Nous sommes d’avis que, pour permettre une protection efficace des GUI par le brevet de dessins, des modifications de la loi devront être faites, afin de prévoir des règles spéciales pour ce type de brevet de dessins. A l’heure actuelle, la grande majorité des logiciels informatiques et des logiciels de téléphonie mobile auront des difficultés à obtenir une protection par le biais de leur design GUI.

Sur la base de ce jugement, dans quelles situations la protection peut-elle trouver à s’appliquer ? Nous voyons quand même au moins deux possibilités. La première concernerait des fabricants et vendeurs de terminaux, par exemple un fabricant d’ordinateurs portable ou de téléphones mobiles sur lesquels le logiciel incluant le GUI serait préinstallé.
La protection pourrait aussi s’appliquer dans le cadre d’un salon ou sur un lieu de vente, si le fournisseur de logiciels utilise ou fait une démonstration d’une telle interface graphique sur son propre stand ou son propre écran d’ordinateur. Cela paraît pourtant bien insuffisant par rapport aux besoins de protection des interfaces graphiques en Chine.

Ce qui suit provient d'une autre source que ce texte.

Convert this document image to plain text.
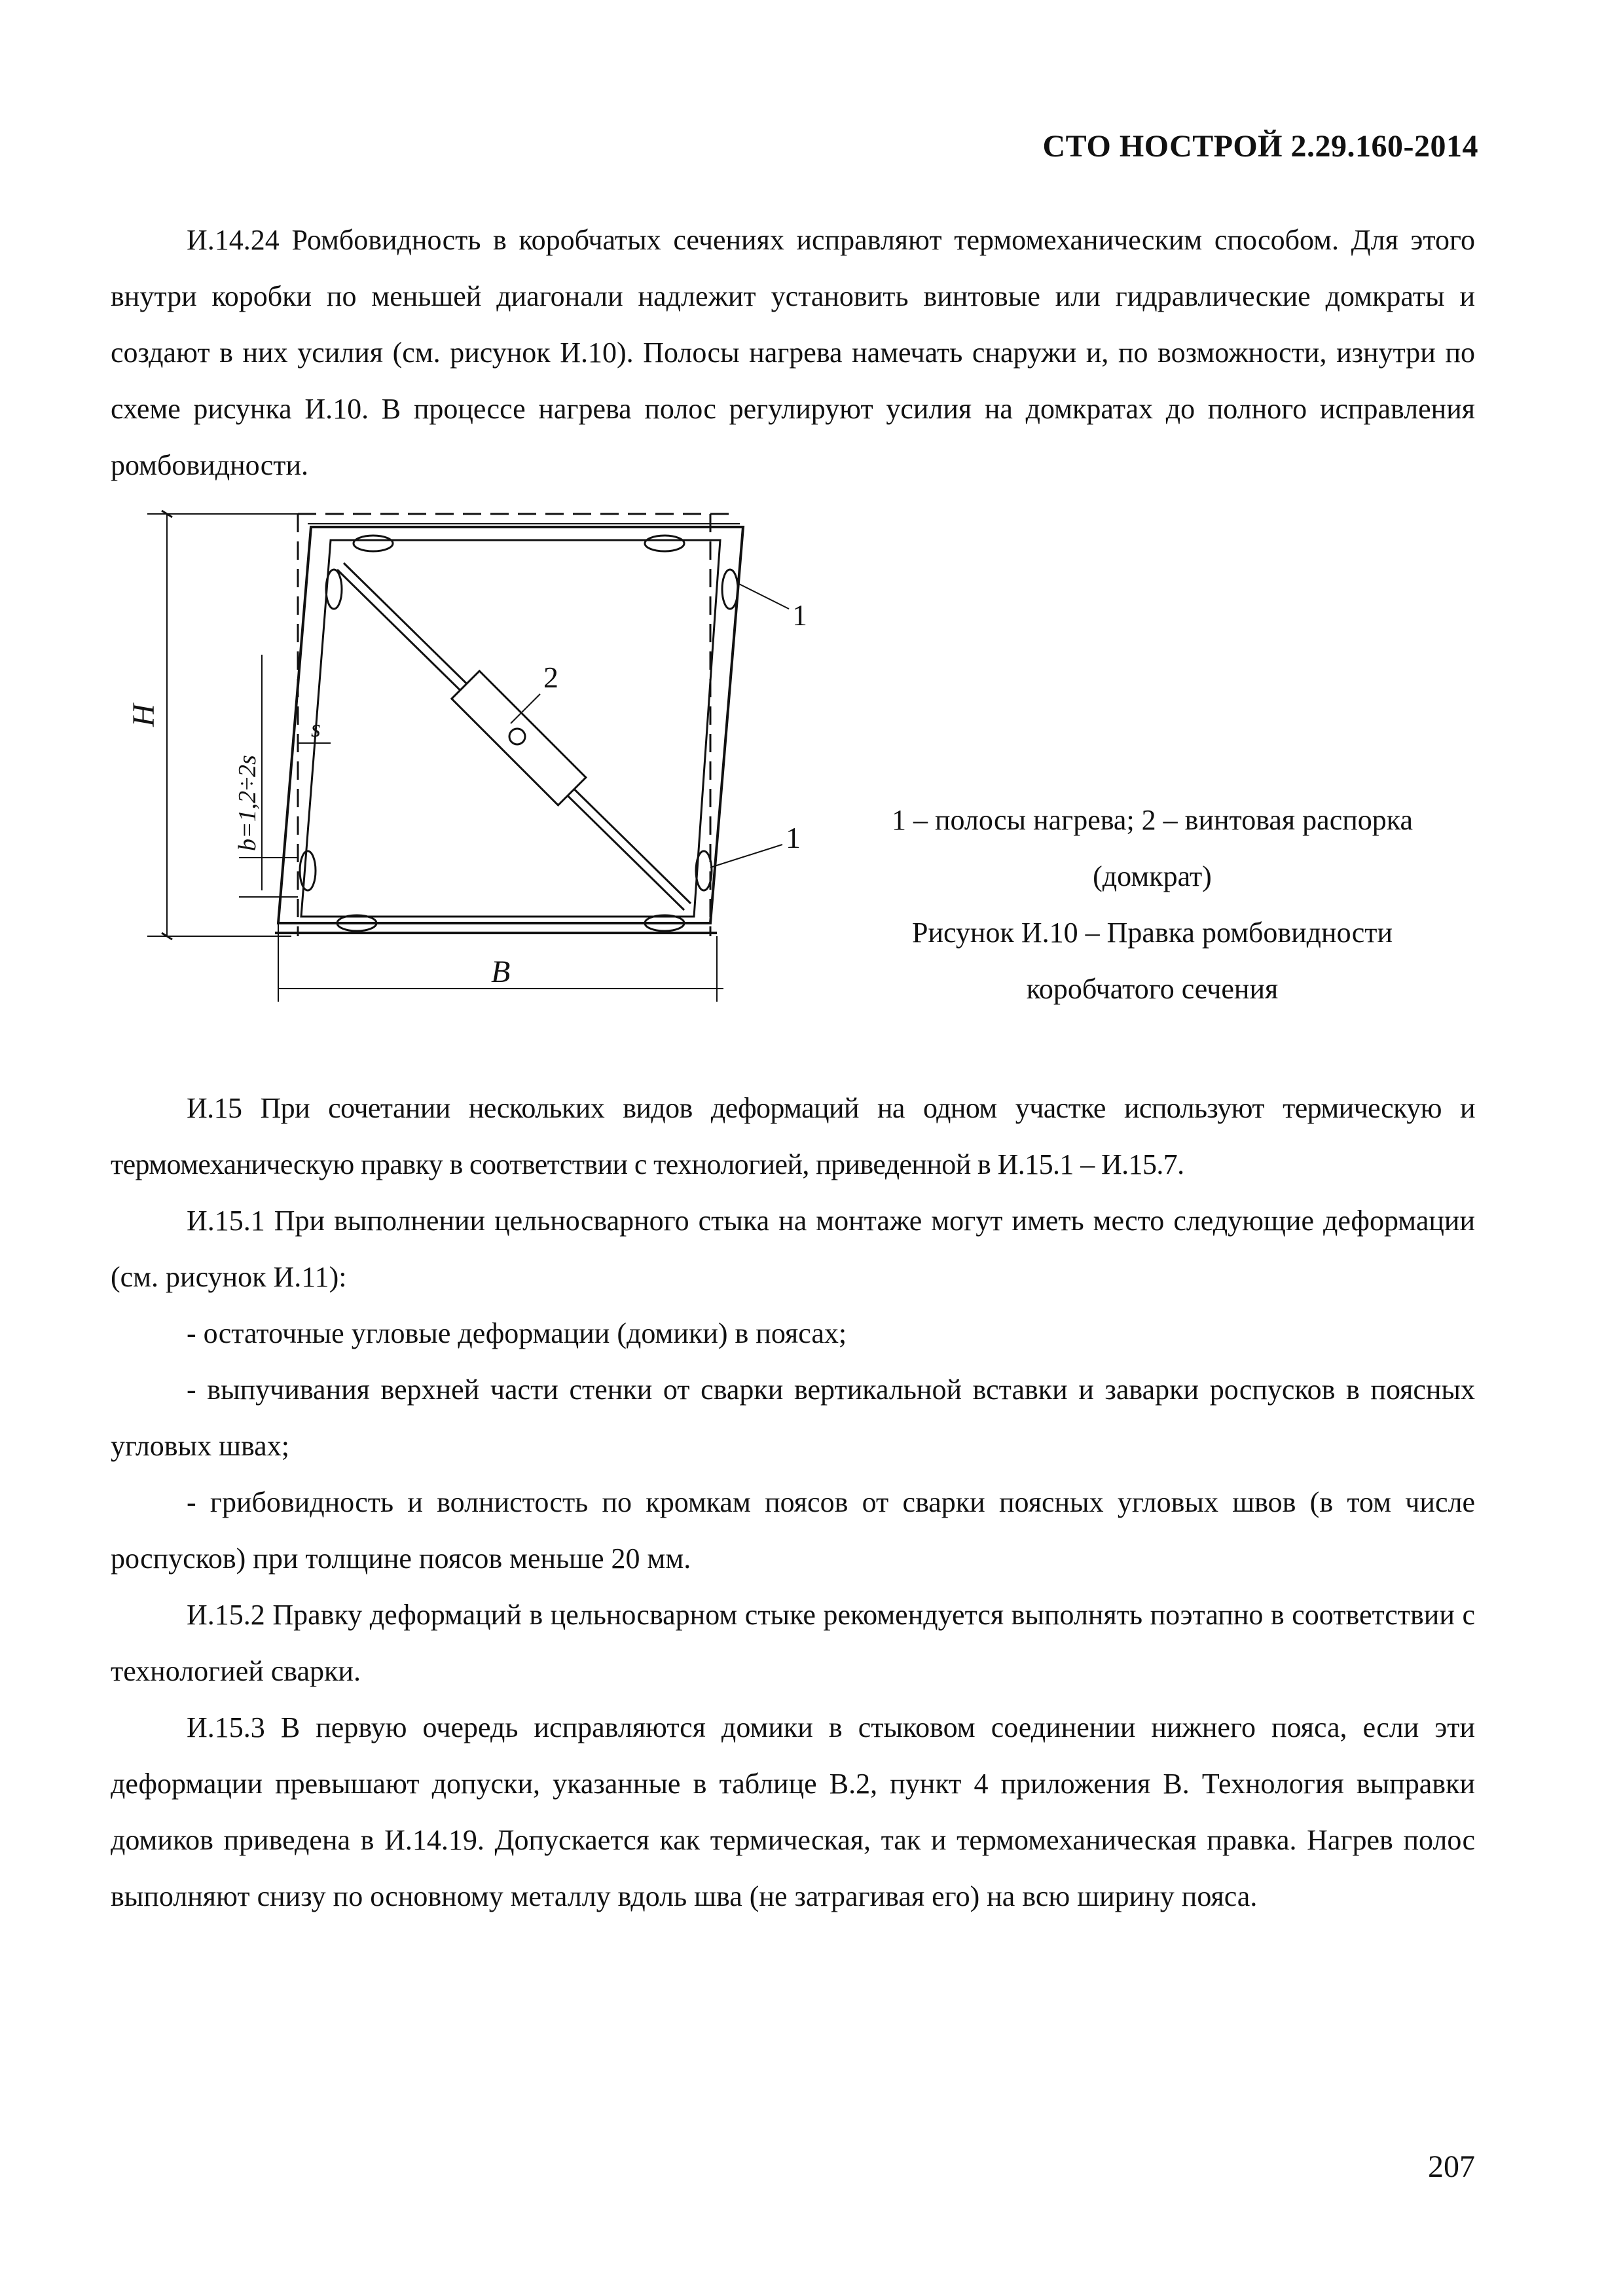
СТО НОСТРОЙ 2.29.160-2014

И.14.24 Ромбовидность в коробчатых сечениях исправляют термомеханическим способом. Для этого внутри коробки по меньшей диагонали надлежит установить винтовые или гидравлические домкраты и создают в них усилия (см. рисунок И.10). Полосы нагрева намечать снаружи и, по возможности, изнутри по схеме рисунка И.10. В процессе нагрева полос регулируют усилия на домкратах до полного исправления ромбовидности.

H
b=1,2÷2s
s
B
1
1
2
1 – полосы нагрева; 2 – винтовая распорка
(домкрат)
Рисунок И.10 – Правка ромбовидности
коробчатого сечения

И.15 При сочетании нескольких видов деформаций на одном участке используют термическую и термомеханическую правку в соответствии с технологией, приведенной в И.15.1 – И.15.7.

И.15.1 При выполнении цельносварного стыка на монтаже могут иметь место следующие деформации (см. рисунок И.11):

- остаточные угловые деформации (домики) в поясах;

- выпучивания верхней части стенки от сварки вертикальной вставки и заварки роспусков в поясных угловых швах;

- грибовидность и волнистость по кромкам поясов от сварки поясных угловых швов (в том числе роспусков) при толщине поясов меньше 20 мм.

И.15.2 Правку деформаций в цельносварном стыке рекомендуется выполнять поэтапно в соответствии с технологией сварки.

И.15.3 В первую очередь исправляются домики в стыковом соединении нижнего пояса, если эти деформации превышают допуски, указанные в таблице В.2, пункт 4 приложения В. Технология выправки домиков приведена в И.14.19. Допускается как термическая, так и термомеханическая правка. Нагрев полос выполняют снизу по основному металлу вдоль шва (не затрагивая его) на всю ширину пояса.

207
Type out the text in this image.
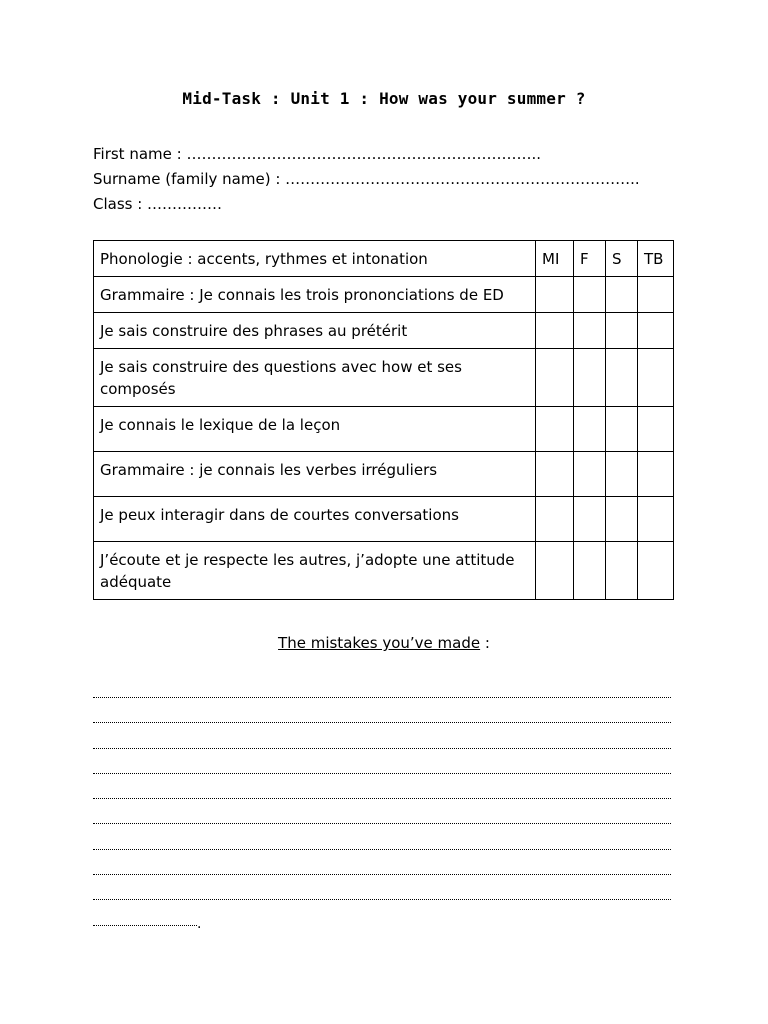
Mid-Task : Unit 1 : How was your summer ?
First name : ……………………………………………………………..
Surname (family name) : ……………………………………………………………..
Class : ……………
Phonologie : accents, rythmes et intonation	MI	F	S	TB
Grammaire : Je connais les trois prononciations de ED				
Je sais construire des phrases au prétérit				
Je sais construire des questions avec how et ses composés				
Je connais le lexique de la leçon				
Grammaire : je connais les verbes irréguliers				
Je peux interagir dans de courtes conversations				
J’écoute et je respecte les autres, j’adopte une attitude adéquate				
The mistakes you’ve made :
.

Sur bien des points, cette décision ne répond pas à nos attentes. Nous pensions également qu’elle apporterait des clarifications suite à la première action de GUI (cf. notre article précédent), concernant notamment l’indemnisation des violations de brevet GUI et l’admission de preuves collectées sur Internet. Ce n’est pas le cas puisque la cour rejette les demandes de Qihoo 360. Elle marque surtout une restriction importante au régime de protection des design GUI par le brevet de dessins, et à l’harmonisation que nous pensions en cours avec les systèmes étrangers sur ce sujet.